Considerando i passati fallimenti dell’Europa e i ritardi circa il problema dei rifugiati, è difficile immaginare che una delle più grosse sfide dell’Europa deve essere risolta come risultato del summit di Bruxelles e del suo fiacco ‘accordo’.

 

L’Europa continua a considerare la crisi dei rifugiati in termini di sicurezza, pressioni populiste e identità nazionale, invece che di una crisi umanitaria provocata da guerre, da lotta politica e da disuguaglianza economica, di cui l’Europa non è certo innocente.

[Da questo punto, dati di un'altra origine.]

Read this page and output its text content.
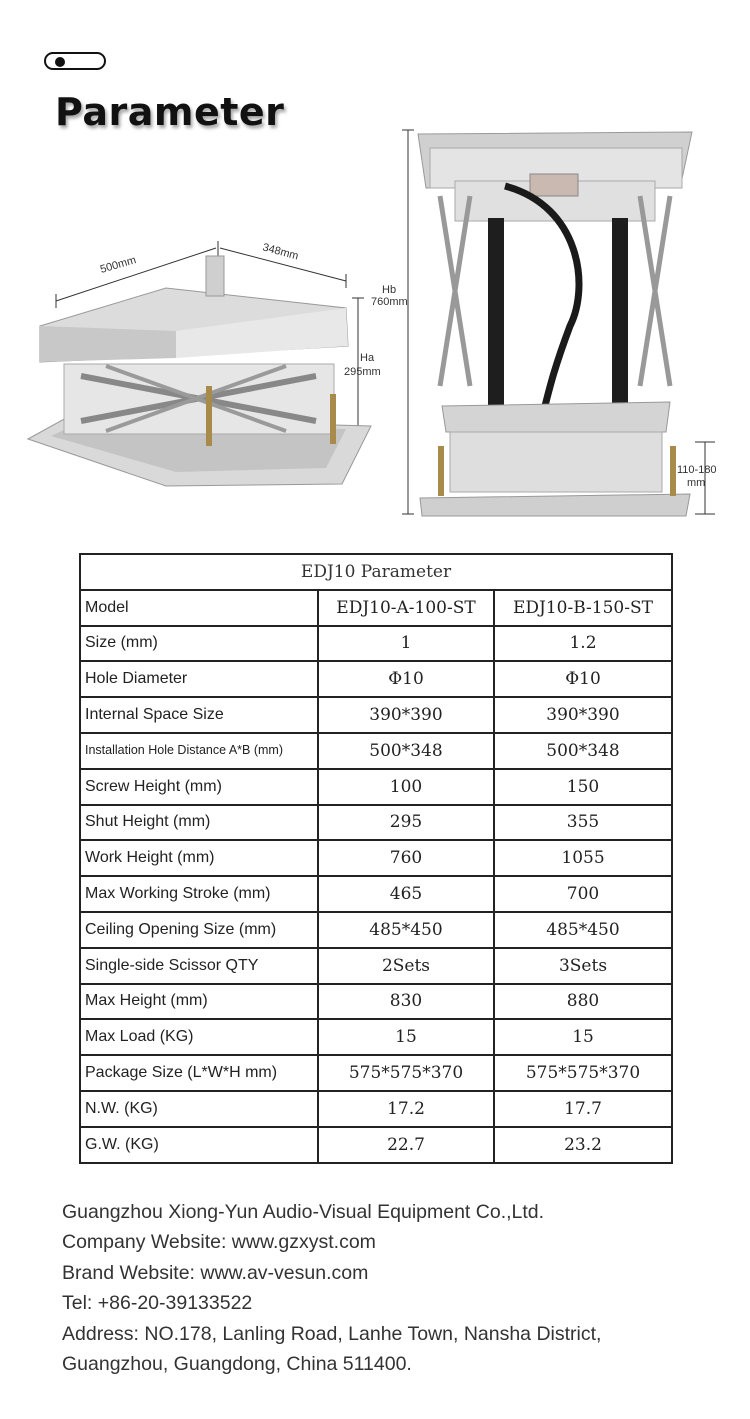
Parameter
500mm
348mm
Ha
295mm
Hb
760mm
110-180
mm
EDJ10 Parameter		
Model	EDJ10-A-100-ST	EDJ10-B-150-ST
Size (mm)	1	1.2
Hole Diameter	Φ10	Φ10
Internal Space Size	390*390	390*390
Installation Hole Distance A*B (mm)	500*348	500*348
Screw Height (mm)	100	150
Shut Height (mm)	295	355
Work Height (mm)	760	1055
Max Working Stroke (mm)	465	700
Ceiling Opening Size (mm)	485*450	485*450
Single-side Scissor QTY	2Sets	3Sets
Max Height (mm)	830	880
Max Load (KG)	15	15
Package Size (L*W*H mm)	575*575*370	575*575*370
N.W. (KG)	17.2	17.7
G.W. (KG)	22.7	23.2

Guangzhou Xiong-Yun Audio-Visual Equipment Co.,Ltd.

Company Website: www.gzxyst.com

Brand Website: www.av-vesun.com

Tel: +86-20-39133522

Address: NO.178, Lanling Road, Lanhe Town, Nansha District,

Guangzhou, Guangdong, China 511400.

Fino a quando l’Europa continuerà ad operare con una distorta definizione della crisi, questa continuerà a crescere, portando a conseguenze molto tristi per tutti coloro che vi sono coinvolti.

 

(Romana Rubeo, una scrittrice  italiana,  ha contribuito a questo articolo).

 


Ramzy Baroud è un giornalista, scrittore e direttore di Palestine Chronicle. Il suo prossimo libro è: ‘The Last Earth: A Palestinian Story’ (Pluto Press). Baroud ha un dottorato in Studi Palestinesi dell’Università di Exeter ed è Studioso  Non Residente presso il Centro Orfalea per gli Studi Globali e Internazionali all’Università della California, sede di Santa Barbara.  Visitate il suo sito web: www.ramzybaroud.net.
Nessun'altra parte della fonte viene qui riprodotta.